PALMETTO, Fla. — Today’s A+ teacher is driven by purpose.

Erica Bruton goes to work every day knowing that she’s making a positive difference in the lives of her students.

She’s been uplifting and inspiring students for two decades.

What You Need To Know

Bruton, who teaches language arts at Lincoln Memorial Middle School, has a deep connection to the community.

And she sets the bar high for her students.

“Having the high expectations and holding them to it, and not watering it down, just telling them, ‘Okay this is what we’re going to do, and you will do it by the end of the year,’ “ Bruton said.

And they do.

In fact, Bruton has been honored by administrators and lawmakers for developing effective teaching strategies and building rapport with students and families.

She was just named a winner of the congressional teaching award.

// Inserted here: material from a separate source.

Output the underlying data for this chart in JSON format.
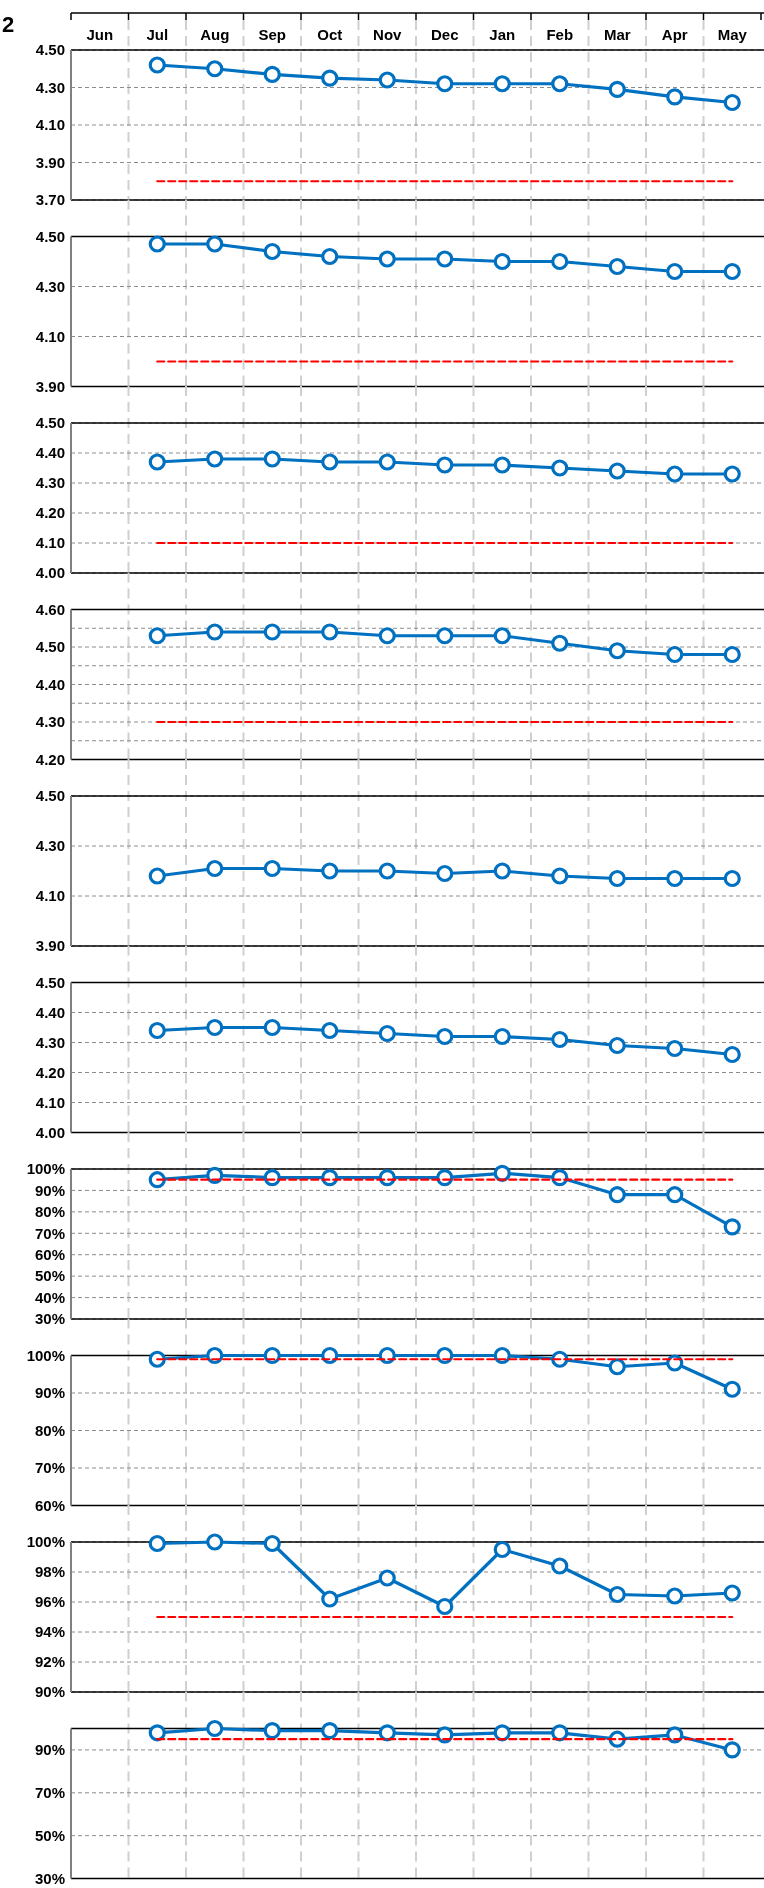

“Erica Bruton is what we would call a teacher’s teacher,” said Lincoln Middle Principal Ronnie King. “That was indicated because the teachers on this campus chose her as our first teacher of the month at the beginning of the school year. She has a model classroom, and also she has served as a mentor teacher to other teachers.

“You can only do that if you’re highly effective and if you have a track record of your work in the classroom.”

For 21 years, Bruton has been making literature relevant for students. She also teaches 8th grade honors English.

Her personal story also connects with her students.

Not only has she been a teacher on campus for two decades but she once was a student as well at Lincoln Middle – along with most of her family.

“I’ve always taught right here,” she said. “I was a student here in 6th through 8th grades. I subbed here while I was in college at USF, and I actually got my internship to be transferred here from another school because I wanted to be here so much.

“My dad graduated, Class of 1965 from Lincoln High and just coming here, it feels like home. To be connected to the community, to feel like I could make a difference, or I could be an influence in some kids lives.”